L’épisode Azandé Ani Kpi Gbé met crûment en lumière les failles du partenariat sécuritaire scellé depuis 2018 entre le président Faustin‑Archange Touadéra et Moscou. Loin de pacifier le sud‑est, les unités liées à Wagner ont nourri les tensions par des exécutions sommaires, des bombardements indiscriminés et des campagnes de représailles contre des communautés entières accusées de complicité avec les groupes armés. Déjà fragilisée par le manque de moyens et les clivages identitaires, l’armée centrafricaine se retrouve prise dans une spirale où ses alliés supposés – miliciens zandé comme mercenaires russes – deviennent tout à tour partenaires, rivaux ou adversaires, brouillant la frontière entre force publique, supplétifs et bandes armées.

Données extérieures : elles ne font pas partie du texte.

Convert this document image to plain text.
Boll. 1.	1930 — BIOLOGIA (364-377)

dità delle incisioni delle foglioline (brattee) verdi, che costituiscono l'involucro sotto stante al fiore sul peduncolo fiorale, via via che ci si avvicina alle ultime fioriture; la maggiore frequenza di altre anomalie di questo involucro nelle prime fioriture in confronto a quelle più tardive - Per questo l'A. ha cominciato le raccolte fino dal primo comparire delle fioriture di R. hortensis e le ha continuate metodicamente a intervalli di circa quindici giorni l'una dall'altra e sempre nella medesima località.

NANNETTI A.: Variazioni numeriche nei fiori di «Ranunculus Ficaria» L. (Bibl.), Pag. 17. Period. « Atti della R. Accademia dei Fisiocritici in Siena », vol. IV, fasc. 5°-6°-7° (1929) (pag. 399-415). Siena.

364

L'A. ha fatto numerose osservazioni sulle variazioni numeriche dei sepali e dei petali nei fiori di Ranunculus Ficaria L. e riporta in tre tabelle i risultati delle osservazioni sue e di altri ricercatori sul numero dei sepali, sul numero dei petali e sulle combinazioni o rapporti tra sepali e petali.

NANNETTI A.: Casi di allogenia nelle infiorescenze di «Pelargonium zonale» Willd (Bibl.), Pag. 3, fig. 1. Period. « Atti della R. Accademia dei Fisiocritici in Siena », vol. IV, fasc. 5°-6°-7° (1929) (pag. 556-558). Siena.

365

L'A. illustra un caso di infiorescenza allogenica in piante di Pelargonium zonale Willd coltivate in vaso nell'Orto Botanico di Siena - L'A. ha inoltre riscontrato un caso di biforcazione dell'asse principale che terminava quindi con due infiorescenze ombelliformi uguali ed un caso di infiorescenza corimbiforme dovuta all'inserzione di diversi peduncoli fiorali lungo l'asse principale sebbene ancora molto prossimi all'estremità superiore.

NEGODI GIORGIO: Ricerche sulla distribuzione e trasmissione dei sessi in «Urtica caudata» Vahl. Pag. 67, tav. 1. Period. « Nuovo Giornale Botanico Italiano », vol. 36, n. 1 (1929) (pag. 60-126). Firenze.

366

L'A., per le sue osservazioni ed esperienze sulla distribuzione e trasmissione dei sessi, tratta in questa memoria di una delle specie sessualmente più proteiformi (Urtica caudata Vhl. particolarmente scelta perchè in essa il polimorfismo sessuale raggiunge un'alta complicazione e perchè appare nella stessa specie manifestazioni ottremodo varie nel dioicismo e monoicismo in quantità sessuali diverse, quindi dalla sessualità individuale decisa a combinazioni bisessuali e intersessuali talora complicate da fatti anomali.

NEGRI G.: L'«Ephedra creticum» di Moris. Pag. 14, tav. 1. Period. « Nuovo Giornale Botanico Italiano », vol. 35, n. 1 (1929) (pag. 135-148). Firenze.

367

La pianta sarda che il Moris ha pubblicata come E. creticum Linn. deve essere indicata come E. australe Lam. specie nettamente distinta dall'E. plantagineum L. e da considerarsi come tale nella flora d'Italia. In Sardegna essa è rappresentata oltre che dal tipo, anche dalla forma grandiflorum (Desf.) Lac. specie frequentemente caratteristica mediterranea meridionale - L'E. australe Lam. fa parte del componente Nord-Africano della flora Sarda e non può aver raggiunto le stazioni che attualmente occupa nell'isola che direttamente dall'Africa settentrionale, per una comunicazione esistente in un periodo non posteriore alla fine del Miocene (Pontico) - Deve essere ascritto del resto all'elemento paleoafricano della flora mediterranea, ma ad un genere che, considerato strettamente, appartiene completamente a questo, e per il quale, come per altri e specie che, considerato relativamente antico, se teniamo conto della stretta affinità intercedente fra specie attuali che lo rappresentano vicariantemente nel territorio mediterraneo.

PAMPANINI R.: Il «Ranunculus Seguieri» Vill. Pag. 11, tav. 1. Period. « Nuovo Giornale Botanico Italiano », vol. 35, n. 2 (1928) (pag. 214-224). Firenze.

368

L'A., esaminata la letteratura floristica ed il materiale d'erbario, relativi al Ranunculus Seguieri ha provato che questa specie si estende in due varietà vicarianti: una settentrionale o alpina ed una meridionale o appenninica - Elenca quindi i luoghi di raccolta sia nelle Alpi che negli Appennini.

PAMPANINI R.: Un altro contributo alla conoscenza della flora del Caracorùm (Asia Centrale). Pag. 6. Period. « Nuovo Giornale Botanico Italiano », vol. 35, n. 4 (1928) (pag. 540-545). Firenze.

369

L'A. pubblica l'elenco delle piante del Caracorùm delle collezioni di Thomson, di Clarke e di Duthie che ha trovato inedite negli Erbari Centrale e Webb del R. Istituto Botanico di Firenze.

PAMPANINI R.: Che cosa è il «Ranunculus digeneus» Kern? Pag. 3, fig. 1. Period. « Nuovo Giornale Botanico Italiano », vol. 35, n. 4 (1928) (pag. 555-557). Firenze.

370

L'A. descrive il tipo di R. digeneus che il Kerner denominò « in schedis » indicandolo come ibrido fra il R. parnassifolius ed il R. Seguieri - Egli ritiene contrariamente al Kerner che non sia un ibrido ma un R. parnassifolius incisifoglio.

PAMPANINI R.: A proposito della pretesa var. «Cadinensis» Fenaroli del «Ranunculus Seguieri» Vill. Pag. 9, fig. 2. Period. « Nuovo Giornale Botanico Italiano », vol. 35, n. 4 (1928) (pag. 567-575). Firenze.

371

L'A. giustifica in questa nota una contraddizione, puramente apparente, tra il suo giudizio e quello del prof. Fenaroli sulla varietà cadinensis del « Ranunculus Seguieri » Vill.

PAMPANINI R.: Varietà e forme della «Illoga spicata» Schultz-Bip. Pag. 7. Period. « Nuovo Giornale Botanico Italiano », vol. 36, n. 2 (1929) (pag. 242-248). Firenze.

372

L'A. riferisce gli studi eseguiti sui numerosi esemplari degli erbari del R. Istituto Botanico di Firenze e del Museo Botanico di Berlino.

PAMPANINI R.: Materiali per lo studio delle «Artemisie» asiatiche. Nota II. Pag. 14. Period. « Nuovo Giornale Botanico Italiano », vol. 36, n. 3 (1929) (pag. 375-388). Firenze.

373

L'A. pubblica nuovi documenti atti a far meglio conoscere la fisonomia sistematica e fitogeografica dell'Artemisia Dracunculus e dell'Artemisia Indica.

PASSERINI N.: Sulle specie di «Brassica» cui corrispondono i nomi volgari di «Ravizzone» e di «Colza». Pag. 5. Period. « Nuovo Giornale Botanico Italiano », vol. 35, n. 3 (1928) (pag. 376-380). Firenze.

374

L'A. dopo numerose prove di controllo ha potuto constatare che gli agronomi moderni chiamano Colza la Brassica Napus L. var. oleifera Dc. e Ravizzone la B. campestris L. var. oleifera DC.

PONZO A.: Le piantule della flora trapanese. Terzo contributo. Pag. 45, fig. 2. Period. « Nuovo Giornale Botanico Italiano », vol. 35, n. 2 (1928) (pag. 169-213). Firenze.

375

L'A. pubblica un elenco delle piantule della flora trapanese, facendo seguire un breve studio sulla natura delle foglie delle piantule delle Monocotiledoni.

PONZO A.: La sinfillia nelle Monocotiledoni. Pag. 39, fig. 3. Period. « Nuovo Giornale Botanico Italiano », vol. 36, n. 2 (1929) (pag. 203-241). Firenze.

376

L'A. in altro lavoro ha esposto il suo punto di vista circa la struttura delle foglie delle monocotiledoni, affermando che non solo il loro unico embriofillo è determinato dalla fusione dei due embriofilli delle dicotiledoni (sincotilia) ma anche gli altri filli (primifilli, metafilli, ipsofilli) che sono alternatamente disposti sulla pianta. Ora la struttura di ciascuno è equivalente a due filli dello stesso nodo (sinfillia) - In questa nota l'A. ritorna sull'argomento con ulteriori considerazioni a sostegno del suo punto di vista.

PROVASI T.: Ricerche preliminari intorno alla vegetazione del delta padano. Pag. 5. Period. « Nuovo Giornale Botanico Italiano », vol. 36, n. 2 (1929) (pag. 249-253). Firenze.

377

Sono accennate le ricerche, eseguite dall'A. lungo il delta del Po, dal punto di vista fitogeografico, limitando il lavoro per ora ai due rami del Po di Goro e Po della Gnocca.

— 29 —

Douze ans après le coup d’État de 2013, la composition des forces armées reste profondément traversée par les lignes de fracture communautaires. L’intégration de milices d’autodéfense telles que l’AAKG n’a en rien consolidé la cohésion nationale ; elle a au contraire fragmenté davantage la chaîne de commandement et vidé de sa substance la politique nationale de défense adoptée fin 2024, censée jeter les bases d’une armée neutre, professionnelle et représentative de la diversité centrafricaine. Plutôt que d’édifier une institution républicaine, le pouvoir a assumé une militarisation identitaire à géométrie variable, enrôlant des groupes armés selon les besoins du moment avant de les marginaliser ou de les combattre dès qu’ils ne répondent plus à l’agenda du régime.
Le Haut‑Mbomou, l’angle mort
Dans ce contexte, le Haut‑Mbomou apparaît, à l’approche des élections de décembre 2025, comme l’angle mort qui fait vaciller le récit triomphal d’un pays apaisé que répètent à l’envi les hérauts du pouvoir. Certes, certaines régions ont bénéficié d’un regain de sécurité grâce au redéploiement de l’État et à l’affaiblissement de plusieurs rébellions, mais le sud‑est demeure traversé par les retombées des crises régionales, notamment au Soudan du Sud, et par la circulation continue d’armes et de combattants.
Au final, cette configuration explosive engage directement la responsabilité des autorités de Bangui dans l’escalade des violences. Au lieu de bâtir patiemment une armée nationale, le pouvoir a exploité les fractures ethniques comme instruments de contrôle, manipulant les ressentiments locaux et intégrant des milices selon des calculs de court terme. En s’adossant tour à tour à des combattants zandé, à des paramilitaires russes ou à certains groupes armés, le régime cautionne de fait les exactions, les massacres et les violations massives des droits humains commis contre les civils, détournant la fonction première de l’armée, qui cesse d’être une force protectrice pour devenir l’un des vecteurs d’une domination identitaire. À la veille du scrutin, cette poudrière du Haut‑Mbomou menace de faire voler en éclats l’illusion de stabilité que le pouvoir tente d’imposer dans son narratif électoral au reste du pays.